April 15th is behind us and if you’ve filed your tax return you’ve probably had the chance to see how the Tax Act affected you. Here are some thoughts on this past tax season and about the tax seasons going forward:

    • In 2018, the look of the 1040 tax form was completely different than in previous years. That didn’t diminish the amount of information needed. It will be a bit harder to trace your income and deductions from previous years.
    • tax seasonIf you are 70 ½ or older consider charitable contributions directly from your IRA required minimum distribution (RMD). This reduces your taxable income and is a much more tax effective way than the usual cash contributions. This distribution must be from your account-do not take the money first and give to the charity.
    • The IRS is already issuing guidance on more information they will require for the 2019 tax season in 2020. If you are divorced or separated we will need to know the date of the decree if we don’t already have it on file.
    • As you have read, Illinois wants to replace the current flat tax to a graduated rate. For household incomes up to $250,000 the rate will be 4.95% or lower. If your family income is $250K or more, your rate goes to 7.75%. The top rate is 7.95% for incomes at $1,000,000 or more. Also, if you are at this level the higher tax is effective for all income, not just the incremental amount. There is no inflation indexing in these rates.
    • If this tax change occurs, the State Business Tax Climate index estimates the overall tax rate will be 48th out of 50 states. It currently is at #36. Our property taxes rate the 45th highest (only 5 states are higher).

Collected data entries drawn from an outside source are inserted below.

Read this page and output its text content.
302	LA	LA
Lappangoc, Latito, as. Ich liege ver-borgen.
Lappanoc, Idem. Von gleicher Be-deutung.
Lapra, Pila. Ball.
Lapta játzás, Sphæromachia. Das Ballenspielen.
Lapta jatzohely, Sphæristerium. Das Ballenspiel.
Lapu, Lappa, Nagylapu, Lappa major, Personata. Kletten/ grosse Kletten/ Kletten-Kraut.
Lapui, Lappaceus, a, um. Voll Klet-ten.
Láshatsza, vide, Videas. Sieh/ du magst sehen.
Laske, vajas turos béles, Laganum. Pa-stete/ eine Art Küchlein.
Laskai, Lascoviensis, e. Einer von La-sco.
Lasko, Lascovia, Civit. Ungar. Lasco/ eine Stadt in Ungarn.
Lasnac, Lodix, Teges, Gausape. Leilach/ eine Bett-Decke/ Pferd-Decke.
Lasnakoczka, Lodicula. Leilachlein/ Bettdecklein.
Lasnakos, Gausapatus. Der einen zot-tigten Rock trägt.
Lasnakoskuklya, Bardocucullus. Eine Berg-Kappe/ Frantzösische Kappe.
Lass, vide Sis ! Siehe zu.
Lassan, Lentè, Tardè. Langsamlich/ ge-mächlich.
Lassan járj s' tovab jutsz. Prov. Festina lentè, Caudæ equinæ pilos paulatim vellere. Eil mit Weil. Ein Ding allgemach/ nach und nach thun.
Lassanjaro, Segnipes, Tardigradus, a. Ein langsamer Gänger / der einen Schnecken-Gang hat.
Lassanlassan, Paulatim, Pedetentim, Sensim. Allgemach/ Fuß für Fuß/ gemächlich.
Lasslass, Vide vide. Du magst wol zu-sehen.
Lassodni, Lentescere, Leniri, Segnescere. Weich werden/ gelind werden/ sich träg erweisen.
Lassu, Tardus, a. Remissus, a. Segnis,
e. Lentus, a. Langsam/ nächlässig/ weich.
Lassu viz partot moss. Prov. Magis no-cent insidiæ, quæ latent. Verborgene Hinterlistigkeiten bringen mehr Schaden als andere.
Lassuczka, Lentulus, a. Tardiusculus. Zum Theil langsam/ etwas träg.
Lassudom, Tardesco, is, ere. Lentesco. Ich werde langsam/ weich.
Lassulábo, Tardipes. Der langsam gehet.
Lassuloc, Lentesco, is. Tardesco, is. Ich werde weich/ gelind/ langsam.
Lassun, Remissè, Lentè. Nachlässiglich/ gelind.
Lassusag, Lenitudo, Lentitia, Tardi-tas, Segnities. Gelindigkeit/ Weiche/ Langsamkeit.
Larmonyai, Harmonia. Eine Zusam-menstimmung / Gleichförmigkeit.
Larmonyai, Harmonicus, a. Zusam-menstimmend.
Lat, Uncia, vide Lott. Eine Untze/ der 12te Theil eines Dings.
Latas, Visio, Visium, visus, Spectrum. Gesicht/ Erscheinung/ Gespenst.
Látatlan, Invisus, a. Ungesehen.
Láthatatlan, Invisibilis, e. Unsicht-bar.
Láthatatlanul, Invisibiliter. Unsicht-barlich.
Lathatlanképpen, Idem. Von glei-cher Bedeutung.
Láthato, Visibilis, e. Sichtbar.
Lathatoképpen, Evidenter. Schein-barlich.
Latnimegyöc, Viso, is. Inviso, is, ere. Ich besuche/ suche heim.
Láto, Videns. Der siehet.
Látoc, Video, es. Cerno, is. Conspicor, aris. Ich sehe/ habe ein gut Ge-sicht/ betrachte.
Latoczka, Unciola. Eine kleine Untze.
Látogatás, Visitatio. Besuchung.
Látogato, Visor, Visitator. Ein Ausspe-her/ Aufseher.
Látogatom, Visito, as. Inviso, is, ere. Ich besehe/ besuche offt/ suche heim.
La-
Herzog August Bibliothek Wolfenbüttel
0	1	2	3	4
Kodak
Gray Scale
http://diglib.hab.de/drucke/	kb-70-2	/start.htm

    • The Illinois corporate rate will be 10.45% the third highest in the nation.
    • Indiana, Iowa, Kentucky and Missouri have all lowered tax rates.
    • Illinois has instituted the $15 minimum wage requirement by 2025.
    • If you’re an S Corporation shareholder the IRS is requiring additional information if the company has loss, if you loaned the company funds and were repaid (full or partial), or dispose of your stock. They require that “basis” information be provided with the tax return. If we prepare your corporate tax return we’ll provide this information. If another tax preparer provides form K-1 please ask them for the basis statement.
    • Illinois is sending notices requesting additional information on property tax payments and verification of Illinois withholding payments. If you receive a notice it’s not that something is wrong-Illinois wants further information. Failure to provide this information can result in you losing your Illinois refund.